Réunion du Conseil consultatif des intervenants du Plan de gestion des produits chimiques

  • Co-présidents :
    • David Morin (directeur général, Direction de la science et de l'évaluation des risques, Environnement Canada [EC])
    • Karen Lloyd (directrice générale, Direction de la sécurité des milieux, Santé Canada [SC]).
  • Membres présents :
    • Susan Abel
    • Andrew Black
    • Shannon Coombs
    • Amardeep Khosla
    • Gary LeRoux
    • Gordon Lloyd
    • Eric Loring
    • Maggie MacDonald
    • Sandra Madray
    • Mary Richardson
    • John Skowronski
    • Dr.
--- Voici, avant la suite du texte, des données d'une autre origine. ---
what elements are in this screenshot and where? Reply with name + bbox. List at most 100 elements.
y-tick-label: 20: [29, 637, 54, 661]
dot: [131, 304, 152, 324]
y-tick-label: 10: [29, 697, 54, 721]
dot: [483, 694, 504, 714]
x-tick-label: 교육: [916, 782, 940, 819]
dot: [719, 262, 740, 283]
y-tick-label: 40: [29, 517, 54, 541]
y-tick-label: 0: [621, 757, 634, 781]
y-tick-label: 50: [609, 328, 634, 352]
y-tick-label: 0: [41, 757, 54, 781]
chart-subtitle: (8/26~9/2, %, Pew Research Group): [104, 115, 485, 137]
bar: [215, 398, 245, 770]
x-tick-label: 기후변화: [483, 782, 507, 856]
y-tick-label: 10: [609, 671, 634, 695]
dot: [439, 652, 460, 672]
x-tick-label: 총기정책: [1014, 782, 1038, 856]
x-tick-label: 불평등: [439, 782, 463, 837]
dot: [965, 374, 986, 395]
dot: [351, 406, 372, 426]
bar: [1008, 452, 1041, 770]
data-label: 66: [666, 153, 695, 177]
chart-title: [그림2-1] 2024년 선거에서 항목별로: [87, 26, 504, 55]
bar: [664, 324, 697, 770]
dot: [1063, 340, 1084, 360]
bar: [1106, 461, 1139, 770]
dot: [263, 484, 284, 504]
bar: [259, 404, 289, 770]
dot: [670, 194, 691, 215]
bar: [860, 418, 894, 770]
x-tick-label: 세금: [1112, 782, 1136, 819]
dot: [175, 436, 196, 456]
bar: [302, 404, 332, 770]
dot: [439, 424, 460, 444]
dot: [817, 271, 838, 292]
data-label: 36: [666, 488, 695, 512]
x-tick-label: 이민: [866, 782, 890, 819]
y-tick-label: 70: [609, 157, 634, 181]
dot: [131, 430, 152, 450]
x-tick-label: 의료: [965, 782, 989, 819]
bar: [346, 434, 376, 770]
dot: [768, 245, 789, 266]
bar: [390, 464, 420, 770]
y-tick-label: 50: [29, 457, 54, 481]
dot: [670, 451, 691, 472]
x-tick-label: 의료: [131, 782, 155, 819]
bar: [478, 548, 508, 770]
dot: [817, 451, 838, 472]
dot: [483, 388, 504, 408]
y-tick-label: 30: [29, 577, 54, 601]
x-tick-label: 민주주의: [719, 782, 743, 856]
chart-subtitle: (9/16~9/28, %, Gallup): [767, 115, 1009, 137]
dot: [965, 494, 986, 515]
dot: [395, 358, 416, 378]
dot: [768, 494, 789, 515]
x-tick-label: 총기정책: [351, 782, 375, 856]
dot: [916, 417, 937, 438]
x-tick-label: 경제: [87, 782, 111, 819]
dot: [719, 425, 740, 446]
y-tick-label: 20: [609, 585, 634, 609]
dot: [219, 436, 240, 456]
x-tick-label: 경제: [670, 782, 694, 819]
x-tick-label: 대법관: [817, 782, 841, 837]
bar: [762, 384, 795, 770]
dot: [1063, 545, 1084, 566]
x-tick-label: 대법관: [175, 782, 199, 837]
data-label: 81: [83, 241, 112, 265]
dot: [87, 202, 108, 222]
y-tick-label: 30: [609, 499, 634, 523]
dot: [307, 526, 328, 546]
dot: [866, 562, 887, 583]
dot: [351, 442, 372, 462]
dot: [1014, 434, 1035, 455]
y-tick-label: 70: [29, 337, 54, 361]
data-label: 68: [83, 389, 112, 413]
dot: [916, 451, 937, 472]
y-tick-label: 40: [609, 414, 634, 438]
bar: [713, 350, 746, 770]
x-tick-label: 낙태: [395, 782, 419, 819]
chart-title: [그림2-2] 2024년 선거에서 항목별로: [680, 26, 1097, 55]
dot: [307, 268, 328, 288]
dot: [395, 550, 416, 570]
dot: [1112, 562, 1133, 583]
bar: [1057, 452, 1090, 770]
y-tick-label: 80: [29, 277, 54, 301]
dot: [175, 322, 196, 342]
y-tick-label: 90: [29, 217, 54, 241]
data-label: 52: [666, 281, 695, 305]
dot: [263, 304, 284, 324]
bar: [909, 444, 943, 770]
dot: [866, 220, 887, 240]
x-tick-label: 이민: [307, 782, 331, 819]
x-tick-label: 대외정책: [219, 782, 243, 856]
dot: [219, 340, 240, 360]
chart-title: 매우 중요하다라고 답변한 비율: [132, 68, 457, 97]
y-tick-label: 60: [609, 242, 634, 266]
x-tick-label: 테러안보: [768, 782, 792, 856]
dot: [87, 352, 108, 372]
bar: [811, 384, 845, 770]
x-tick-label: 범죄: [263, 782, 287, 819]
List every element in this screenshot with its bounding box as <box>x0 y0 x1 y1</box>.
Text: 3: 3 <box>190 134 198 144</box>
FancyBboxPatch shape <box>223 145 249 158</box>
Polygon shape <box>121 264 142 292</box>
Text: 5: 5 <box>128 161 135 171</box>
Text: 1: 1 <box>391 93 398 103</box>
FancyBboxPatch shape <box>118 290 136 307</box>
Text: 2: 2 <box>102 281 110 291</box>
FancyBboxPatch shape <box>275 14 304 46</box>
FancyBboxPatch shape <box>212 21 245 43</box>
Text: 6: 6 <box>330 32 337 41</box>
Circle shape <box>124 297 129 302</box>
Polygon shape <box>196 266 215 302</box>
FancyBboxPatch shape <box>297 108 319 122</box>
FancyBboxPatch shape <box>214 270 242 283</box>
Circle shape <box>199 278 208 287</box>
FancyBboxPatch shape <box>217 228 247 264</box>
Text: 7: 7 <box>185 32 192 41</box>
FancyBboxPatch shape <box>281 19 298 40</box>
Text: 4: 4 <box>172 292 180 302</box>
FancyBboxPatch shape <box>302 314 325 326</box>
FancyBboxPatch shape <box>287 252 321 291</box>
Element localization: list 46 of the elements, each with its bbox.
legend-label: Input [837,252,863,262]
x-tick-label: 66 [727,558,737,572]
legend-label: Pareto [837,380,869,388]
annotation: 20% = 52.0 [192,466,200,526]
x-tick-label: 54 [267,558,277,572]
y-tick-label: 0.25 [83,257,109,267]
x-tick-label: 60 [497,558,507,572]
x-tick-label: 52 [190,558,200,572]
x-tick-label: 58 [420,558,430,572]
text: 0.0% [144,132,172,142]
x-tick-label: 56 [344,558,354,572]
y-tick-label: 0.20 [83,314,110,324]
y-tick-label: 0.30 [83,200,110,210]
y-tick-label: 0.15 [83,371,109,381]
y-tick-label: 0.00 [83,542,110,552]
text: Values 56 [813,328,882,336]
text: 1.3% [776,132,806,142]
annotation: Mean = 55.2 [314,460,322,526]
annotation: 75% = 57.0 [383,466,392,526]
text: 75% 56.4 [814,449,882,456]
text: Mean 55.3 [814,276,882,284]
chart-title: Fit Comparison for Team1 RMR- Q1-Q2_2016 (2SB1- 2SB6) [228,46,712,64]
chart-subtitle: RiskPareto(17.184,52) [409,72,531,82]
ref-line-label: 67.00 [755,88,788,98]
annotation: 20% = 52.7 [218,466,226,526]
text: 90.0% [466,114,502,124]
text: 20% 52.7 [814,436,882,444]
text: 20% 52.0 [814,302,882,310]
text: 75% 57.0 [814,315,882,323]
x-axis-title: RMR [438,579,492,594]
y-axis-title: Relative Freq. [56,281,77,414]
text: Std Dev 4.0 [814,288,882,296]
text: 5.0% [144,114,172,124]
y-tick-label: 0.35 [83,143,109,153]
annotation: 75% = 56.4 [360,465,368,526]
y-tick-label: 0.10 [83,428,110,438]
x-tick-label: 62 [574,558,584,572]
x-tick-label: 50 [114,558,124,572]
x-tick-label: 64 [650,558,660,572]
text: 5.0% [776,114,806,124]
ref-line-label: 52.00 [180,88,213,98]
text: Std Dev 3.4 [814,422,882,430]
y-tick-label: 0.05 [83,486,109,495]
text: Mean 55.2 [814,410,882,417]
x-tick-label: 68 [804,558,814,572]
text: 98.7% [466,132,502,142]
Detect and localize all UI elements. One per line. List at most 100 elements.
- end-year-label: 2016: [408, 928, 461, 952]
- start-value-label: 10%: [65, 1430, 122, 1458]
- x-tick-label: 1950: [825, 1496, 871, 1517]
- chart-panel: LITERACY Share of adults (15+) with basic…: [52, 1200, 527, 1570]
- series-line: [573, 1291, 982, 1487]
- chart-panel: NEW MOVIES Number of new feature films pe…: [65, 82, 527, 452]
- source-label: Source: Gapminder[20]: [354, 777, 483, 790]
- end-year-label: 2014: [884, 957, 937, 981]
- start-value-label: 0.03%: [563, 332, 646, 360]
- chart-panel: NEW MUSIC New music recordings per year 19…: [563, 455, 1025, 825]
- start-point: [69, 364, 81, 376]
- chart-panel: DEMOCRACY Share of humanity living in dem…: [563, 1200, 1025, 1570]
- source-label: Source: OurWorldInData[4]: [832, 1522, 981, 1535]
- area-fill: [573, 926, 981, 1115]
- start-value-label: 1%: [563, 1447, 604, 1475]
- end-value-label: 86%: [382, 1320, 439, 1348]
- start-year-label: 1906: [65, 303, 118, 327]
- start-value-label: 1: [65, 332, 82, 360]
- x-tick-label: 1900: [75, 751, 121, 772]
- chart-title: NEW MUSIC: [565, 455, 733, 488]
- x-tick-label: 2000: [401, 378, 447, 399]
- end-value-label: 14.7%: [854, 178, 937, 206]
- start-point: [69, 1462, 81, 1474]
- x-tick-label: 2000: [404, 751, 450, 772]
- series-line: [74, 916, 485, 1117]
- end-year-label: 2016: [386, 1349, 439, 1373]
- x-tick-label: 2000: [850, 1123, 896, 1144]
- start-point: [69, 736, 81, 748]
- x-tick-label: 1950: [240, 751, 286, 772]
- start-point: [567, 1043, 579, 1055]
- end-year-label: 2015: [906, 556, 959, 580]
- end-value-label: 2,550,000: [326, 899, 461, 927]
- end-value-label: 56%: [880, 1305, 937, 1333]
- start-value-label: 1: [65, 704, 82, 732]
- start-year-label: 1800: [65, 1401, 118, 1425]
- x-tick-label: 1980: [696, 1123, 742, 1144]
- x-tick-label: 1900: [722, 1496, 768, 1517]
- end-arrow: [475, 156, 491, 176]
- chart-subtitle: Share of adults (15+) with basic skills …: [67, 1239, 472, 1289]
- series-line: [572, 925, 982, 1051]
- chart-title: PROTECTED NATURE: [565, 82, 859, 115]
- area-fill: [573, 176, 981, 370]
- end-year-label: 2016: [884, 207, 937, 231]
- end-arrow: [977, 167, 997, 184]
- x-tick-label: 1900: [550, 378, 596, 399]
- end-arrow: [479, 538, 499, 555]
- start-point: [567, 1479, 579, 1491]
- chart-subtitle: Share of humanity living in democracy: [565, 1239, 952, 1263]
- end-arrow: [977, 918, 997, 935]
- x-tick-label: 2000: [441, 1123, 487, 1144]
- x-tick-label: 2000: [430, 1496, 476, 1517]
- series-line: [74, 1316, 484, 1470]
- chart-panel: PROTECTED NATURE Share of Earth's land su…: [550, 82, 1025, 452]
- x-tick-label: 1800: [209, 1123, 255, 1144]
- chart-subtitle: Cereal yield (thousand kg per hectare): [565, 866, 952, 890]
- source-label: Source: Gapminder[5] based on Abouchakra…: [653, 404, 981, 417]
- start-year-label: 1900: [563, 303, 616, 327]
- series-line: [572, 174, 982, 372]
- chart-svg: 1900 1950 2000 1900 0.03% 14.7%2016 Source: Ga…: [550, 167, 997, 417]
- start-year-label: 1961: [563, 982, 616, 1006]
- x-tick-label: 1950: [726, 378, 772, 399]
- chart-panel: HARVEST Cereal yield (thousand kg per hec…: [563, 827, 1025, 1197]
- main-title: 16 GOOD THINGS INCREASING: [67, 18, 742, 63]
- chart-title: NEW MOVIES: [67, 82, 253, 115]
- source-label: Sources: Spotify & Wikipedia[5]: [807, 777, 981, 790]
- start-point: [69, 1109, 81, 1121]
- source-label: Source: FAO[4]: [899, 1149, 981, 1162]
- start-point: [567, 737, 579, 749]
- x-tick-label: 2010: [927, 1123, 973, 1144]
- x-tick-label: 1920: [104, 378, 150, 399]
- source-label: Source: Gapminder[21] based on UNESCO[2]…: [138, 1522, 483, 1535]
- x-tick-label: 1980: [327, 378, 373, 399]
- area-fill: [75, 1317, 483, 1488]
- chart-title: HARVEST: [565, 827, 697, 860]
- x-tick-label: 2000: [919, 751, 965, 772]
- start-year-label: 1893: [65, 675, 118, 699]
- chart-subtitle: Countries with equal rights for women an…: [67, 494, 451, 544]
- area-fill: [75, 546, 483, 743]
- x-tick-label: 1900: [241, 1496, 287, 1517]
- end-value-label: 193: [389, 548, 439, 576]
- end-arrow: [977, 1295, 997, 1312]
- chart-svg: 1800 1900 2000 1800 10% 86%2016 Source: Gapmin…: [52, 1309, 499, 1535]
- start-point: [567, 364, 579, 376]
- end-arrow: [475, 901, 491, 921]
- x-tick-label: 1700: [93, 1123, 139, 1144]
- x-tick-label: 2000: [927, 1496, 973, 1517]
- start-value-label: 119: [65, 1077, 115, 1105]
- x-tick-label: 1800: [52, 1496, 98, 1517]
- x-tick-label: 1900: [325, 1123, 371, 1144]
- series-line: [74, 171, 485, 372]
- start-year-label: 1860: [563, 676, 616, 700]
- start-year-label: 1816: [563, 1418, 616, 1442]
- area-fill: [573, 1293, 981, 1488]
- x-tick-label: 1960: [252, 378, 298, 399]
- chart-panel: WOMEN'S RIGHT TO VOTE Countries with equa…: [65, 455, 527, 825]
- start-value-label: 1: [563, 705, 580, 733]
Don Spady
  • Participants du gouvernement :
    • Greg Carreau (directeur exécutif intérimaire, Division de la mobilisation et de l'élaboration de programmes, EC)
    • Vincenza Galatone (directrice exécutive, Division de la gestion des substances chimiques, EC)
    • Stephen McDonald (directrice intérimaire, Bureau de la gestion du risque, SC)
    • Robert Chénier (Directeur, Division de l'évaluation écologique, EC)
    • Christine Norman (directrice, Bureau d'évaluation du risque des substances existantes, SC)
    • Doug Haines (Directeur, Bureau de la surveillance des substances chimiques, HC)
    • Jake Sanderson (Gestionnaire, Politique horizontale et planification, EC)
    • Mike Wade (Chercheur scientifique, Division d'identification de risque, HC)
    • Michelle Bowerman (gestionnaire, Liaison avec les programmes, EC)
    • Roxanne Clément (Agente coordinatrice des programmes environnementaux, EC)
    • Danielle Schami (Danielle Schami (cadre supérieur, Bureau de l'engagement des intervenants, SC)
  • Absents :
    • Dr. Victor Goldbloom
    • Bruce Cran
    • Fe de Leon
    • Keith Mussar
    • Lorena Ligori
    • Dr. Lee Wilson
    • Shelagh Kerr

Observations préliminaires

Les représentants du gouvernement fournissent des mises à jour des points prioritaires issus des réunions précédentes en plus de faire un compte rendu sur les progrès réalisés dans le cadre des initiatives du programme actuel.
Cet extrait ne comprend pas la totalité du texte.